Great response! I'm not sure if HipsterDuck was actually advocating the view that European nations are rooted in some kind of "primordial culture", or if he was just stating that this is the ideology that Europeans themselves subscribe to. Either way, there has been so many studies showing how notions of "French-ness" or "English-ness" or "German-ness" are just modern inventions created to prop up governments. France pioneered this trend in the 18th and early 19th century with a sometimes violent assimilation of all the ethnic and linguistic minority groups living within its artificially created boundaries. Hitler represented an extreme version of this, mixed in with the brutal effectiveness of 20th century technology. All of these xenophobic laws created in European seem to me to be an attempt to safeguard these established notions of nationality in the face of globalization which has extended our daily lives well beyond those 19th century national borders.

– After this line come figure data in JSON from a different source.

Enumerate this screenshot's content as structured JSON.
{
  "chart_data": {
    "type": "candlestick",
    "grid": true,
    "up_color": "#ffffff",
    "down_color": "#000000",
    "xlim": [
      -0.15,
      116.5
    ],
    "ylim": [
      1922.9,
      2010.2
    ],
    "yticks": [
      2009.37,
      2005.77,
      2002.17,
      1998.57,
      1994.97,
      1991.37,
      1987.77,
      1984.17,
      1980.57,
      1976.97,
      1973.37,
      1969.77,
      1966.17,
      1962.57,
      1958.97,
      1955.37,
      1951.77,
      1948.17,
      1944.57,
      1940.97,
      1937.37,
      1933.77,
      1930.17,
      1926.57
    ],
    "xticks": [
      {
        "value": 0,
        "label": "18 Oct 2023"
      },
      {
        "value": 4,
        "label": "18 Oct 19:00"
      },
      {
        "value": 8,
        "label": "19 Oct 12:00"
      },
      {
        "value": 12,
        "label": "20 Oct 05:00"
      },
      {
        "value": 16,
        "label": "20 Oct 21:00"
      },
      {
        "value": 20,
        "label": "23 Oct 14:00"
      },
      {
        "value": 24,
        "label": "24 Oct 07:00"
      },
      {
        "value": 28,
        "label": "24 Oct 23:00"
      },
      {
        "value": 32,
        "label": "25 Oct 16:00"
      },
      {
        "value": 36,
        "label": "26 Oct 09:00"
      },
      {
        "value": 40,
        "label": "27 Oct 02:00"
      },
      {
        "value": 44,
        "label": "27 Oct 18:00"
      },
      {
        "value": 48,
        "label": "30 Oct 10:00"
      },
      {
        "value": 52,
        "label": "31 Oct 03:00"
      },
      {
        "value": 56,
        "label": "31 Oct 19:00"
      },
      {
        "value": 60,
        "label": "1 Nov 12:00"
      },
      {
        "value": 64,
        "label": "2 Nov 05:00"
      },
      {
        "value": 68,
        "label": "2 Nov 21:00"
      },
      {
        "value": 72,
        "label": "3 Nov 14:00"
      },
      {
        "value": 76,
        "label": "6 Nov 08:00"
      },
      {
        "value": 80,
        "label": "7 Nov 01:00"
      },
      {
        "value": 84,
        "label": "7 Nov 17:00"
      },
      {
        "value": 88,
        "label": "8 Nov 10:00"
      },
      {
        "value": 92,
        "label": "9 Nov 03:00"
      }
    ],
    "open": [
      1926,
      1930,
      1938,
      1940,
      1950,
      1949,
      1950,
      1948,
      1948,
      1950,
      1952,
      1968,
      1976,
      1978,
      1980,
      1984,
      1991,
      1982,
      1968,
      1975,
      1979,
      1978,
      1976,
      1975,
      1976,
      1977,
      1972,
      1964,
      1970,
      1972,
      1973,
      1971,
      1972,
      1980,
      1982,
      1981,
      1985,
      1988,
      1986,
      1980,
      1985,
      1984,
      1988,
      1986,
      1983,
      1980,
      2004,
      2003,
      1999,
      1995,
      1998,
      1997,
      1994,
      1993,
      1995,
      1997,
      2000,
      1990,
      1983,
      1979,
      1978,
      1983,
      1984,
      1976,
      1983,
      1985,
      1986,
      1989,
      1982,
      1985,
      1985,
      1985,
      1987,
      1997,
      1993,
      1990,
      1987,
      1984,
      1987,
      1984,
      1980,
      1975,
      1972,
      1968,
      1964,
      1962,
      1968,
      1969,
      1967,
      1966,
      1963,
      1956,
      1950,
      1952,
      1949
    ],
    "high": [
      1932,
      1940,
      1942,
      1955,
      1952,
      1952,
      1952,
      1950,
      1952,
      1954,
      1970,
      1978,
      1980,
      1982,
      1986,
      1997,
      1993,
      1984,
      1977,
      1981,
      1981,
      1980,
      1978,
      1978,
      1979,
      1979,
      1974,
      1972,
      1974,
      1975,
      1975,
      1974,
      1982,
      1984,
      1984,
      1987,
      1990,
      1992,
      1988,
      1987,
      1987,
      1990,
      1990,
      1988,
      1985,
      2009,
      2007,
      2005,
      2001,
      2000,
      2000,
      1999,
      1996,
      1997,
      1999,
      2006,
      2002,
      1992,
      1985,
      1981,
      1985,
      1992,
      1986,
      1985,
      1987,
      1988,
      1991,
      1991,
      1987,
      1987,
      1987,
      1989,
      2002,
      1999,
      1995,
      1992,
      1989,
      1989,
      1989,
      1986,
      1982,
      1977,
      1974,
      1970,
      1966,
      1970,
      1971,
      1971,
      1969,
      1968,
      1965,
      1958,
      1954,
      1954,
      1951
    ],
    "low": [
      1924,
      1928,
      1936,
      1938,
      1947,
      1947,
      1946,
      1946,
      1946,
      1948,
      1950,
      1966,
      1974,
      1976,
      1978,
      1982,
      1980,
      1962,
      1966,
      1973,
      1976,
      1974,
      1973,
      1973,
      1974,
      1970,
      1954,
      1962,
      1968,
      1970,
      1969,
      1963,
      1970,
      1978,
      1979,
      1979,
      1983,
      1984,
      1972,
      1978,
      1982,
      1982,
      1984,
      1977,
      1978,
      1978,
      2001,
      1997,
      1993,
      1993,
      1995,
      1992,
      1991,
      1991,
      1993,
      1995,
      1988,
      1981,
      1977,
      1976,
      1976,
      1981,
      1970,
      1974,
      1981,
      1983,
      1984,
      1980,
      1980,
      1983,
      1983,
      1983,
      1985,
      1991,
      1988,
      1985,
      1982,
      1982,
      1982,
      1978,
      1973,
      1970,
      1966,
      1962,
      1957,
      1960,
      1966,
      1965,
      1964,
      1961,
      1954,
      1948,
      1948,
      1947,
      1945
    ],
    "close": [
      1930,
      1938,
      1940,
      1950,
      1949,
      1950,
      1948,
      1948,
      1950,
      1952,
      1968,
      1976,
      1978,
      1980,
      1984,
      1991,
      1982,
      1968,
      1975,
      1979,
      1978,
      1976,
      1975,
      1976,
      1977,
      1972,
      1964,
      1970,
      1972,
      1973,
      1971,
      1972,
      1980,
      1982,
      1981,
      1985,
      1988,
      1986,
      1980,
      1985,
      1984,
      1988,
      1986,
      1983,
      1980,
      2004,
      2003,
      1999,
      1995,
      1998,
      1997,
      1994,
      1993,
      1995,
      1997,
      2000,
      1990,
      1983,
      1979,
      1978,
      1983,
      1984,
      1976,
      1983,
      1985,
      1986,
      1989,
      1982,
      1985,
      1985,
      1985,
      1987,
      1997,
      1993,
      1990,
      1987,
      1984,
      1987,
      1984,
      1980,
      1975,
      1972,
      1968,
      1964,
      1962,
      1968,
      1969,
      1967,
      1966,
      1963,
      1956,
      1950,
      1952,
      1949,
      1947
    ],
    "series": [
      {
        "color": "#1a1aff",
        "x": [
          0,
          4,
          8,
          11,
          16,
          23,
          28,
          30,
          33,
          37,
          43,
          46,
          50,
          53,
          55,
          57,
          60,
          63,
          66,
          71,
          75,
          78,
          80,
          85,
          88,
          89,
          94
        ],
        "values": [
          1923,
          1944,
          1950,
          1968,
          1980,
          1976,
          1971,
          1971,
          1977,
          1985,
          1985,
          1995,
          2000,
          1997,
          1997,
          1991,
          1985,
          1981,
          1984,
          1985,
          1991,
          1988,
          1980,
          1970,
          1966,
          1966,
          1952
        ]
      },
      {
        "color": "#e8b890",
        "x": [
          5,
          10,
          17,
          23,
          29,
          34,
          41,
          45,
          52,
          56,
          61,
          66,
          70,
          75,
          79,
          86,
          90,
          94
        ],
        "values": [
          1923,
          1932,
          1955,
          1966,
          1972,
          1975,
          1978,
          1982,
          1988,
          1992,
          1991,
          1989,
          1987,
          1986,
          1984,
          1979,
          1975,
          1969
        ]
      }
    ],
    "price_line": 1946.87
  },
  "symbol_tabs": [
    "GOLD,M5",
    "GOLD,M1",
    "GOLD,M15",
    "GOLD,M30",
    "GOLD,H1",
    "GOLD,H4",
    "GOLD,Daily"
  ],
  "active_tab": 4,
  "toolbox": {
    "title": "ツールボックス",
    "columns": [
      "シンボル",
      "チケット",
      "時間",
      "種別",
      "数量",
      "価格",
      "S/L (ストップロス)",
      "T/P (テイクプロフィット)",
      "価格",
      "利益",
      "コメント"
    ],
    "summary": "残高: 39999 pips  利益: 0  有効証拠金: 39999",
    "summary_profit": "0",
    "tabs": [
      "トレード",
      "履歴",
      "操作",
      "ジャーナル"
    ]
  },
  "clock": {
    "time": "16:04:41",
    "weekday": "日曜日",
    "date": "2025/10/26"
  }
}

It's very interesting to compare European notions of nationality with American notions of nationality. I've heard it said that European nationality is based on the notion of common ancestry and American nationality is based on dedication toward an ideal (embodied in the founding documents). Therefore, Americans can accuse each other of being "un-American" - that is, unfaithful to the ideals of the country - but Brits don't accuse each other of being "un-British". In the 1940s and 50s when the US government was cracking down on 'un-American' communists, Churchill famously said that the British Communist Party was made up of Brits, and he would never be afraid of another Brit.

Notions of 'French-ness' or 'English-ness' are not modern inventions, the roots reach back hundreds of years (the Académie Francaise itself goes back to 1635)... and to suggest that France or England are without defining 'ideals' is simply wrong. Think of Magna Carta, the Edict of Nantes or the Declaration of the Rights of Man, among many many others, ideals in fact which were among the very foundations for notions of democracy and rights in America... and for that matter is America really all that different in its approach to its national identity than they are in Europe? I mean, how were American borders or American identity any less artificially created?

As for xenophobia, extreme nationalism in the absence of defining ideals can obviously lead to bad things given the right circumstances but not all notions of national identity are xenophobic. On the contrary, it may be the defining ideals of a nation's identity that stops bad behaviour?

I think it's also a mistake to believe that European identities are frozen in time, immutable. On the contrary, over the twentieth century many European nations became as embracing of diversity as America, relaxing old clichés and updating their national mythologies to become more inclusive. Think of the image of Britain as projected during the opening and closing ceremonies of the 2012 Olympics. It was hardly all bowler hats and 'Rule Britannia' bravado, as it may once have been.